As MCP pushes AI agents toward more dynamic and composable tool ecosystems, another key complementary mechanism emerges: .well-known/mcp.json. It not only addresses limitations of the MCP Registry, but also lays the groundwork for a more understandable and accessible web for intelligent agents.

What Is .well-known/mcp.json?

.well-known is a standardized way for websites to expose metadata at their root (for example, .well-known/robots.txt or .well-known/openid-configuration). In the context of MCP, it allows a website to explicitly publish its MCP endpoint and available tools.

Example:

notion image
Suppose Shopify exposes https://shopify.com/.well-known/mcp.json with the following content:
{ "mcp_endpoint": "https://api.shopify.com/mcp", "tools": ["order.read", "product.update"], "auth": { "type": "oauth2", "token_url": "https://shopify.com/oauth/token" } }
This means that if a user tells an agent, “Help me manage my Shopify store,” the agent can directly query this .json file and obtain everything it needs to integrate—without prior knowledge of the tools, APIs, or authentication mechanisms.

Registry vs. .well-known

Dimension
MCP Registry
.well-known/mcp.json
Discovery model
Search and explore unknown servers from a central platform
Direct lookup for a known website
Use case
Discover tools from scratch
Quickly integrate with a known service (e.g., shopify.com)
Perspective
Bottom-up (discovering tools)
Top-down (site advertises its capabilities)
Relationship
Global index and verification layer
Site-specific interface exposure and integration guide
These two approaches are complementary, allowing agents both to explore new tools and to integrate quickly with known platforms.

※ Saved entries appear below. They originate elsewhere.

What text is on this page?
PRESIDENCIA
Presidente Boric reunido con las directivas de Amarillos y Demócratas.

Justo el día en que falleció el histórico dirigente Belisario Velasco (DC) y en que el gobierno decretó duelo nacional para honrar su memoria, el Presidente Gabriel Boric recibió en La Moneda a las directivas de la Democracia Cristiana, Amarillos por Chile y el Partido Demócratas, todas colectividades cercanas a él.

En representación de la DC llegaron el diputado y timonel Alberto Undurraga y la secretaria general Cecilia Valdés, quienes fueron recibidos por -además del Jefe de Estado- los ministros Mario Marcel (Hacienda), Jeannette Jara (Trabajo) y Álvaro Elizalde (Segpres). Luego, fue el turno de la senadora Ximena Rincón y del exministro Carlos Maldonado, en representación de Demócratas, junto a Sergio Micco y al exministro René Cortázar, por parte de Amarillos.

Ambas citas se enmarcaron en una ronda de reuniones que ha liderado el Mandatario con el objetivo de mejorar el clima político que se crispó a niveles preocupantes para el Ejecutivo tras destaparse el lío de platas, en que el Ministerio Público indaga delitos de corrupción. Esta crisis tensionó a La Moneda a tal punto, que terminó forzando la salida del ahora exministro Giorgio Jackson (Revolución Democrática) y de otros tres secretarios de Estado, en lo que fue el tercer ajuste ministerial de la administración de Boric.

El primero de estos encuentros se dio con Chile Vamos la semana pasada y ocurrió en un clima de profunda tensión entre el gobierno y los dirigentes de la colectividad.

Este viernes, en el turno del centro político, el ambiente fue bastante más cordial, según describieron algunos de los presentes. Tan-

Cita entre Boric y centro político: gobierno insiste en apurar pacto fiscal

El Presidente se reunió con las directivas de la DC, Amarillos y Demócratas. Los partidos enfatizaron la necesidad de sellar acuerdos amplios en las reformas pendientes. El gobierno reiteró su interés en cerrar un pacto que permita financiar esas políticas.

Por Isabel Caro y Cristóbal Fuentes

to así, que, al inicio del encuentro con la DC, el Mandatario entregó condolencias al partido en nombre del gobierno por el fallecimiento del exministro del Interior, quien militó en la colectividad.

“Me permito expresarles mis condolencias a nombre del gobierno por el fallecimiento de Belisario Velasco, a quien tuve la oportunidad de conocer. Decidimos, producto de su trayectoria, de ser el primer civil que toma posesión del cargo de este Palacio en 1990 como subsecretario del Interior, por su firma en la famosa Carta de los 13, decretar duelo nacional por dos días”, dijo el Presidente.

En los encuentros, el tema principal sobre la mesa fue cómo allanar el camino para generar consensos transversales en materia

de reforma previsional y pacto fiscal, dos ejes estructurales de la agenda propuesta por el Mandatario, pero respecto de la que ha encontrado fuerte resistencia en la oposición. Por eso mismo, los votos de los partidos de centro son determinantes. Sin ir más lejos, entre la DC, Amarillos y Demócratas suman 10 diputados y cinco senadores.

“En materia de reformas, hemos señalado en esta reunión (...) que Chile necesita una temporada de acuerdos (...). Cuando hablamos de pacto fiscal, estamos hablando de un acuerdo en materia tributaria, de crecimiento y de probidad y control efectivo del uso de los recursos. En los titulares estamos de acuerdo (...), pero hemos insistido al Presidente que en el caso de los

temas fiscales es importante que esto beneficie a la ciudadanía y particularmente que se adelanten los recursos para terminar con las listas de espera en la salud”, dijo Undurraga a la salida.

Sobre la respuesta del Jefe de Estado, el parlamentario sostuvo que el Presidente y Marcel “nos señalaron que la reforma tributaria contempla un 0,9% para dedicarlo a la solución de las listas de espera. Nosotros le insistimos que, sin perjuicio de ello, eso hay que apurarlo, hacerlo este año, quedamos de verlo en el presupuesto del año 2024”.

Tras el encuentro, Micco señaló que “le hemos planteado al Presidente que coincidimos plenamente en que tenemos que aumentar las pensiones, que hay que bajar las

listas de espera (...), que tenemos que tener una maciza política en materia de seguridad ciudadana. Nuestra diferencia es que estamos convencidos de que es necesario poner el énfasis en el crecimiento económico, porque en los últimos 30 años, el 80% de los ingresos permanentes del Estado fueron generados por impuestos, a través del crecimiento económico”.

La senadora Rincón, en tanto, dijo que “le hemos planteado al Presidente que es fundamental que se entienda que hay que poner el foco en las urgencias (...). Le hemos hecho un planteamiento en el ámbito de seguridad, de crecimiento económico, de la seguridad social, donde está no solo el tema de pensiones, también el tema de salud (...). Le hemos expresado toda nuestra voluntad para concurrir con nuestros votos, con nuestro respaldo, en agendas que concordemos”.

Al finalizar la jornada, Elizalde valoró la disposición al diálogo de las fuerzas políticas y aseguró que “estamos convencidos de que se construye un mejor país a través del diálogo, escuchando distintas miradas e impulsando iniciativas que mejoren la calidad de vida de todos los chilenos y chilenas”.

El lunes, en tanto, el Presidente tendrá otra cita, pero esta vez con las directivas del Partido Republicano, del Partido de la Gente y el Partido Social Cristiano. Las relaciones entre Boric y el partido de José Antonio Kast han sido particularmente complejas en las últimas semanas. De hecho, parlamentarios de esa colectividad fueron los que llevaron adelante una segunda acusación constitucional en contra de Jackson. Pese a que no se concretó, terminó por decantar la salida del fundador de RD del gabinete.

Combined with Computer Use Models: Toward General-Purpose Agents

In October 2024, Anthropic introduced the Computer Use Model, enabling agents to:
  • Interact with user interfaces when APIs are unavailable
  • Log in, click buttons, and navigate pages automatically
  • Operate interfaces they have never seen before

A Hybrid Agent Strategy

We can envision agents operating as follows:
  • If a website provides .well-known/mcp.json, the agent uses MCP-based API integration (fast, stable, secure)
  • If not, the agent falls back to UI-level interaction via Computer Use models, simulating human behavior
Combining MCP with Computer Use models may be the future solution for integrating long-tail websites.

Final Takeaway: Teaching Agents to Check .well-known Is a Step Toward a Web-Native AI

  • .well-known/mcp.json allows websites to “introduce themselves” to agents
  • It complements the discovery layer of the MCP Registry, enabling both proactive exploration and passive registration
  • When combined with Computer Use models, agents can:
    • Use APIs when available
    • Fall back to UI automation when APIs do not exist
As a result, agents are no longer limited to built-in toolkits. They can truly navigate the web, discover tools, and integrate services autonomously.

References

The Creators of Model Context Protocol

MCP Workshop by Anthropic

MCP: Flash in the Pan or Future Standard?

Why MCP Won


Closing Thoughts

This article on MCP is long, but there is still much more to explore. I hope these notes were helpful.
Writing this for the first time made me realize how challenging it is—not only in terms of time and mental effort, but also in ensuring technical accuracy and clarity.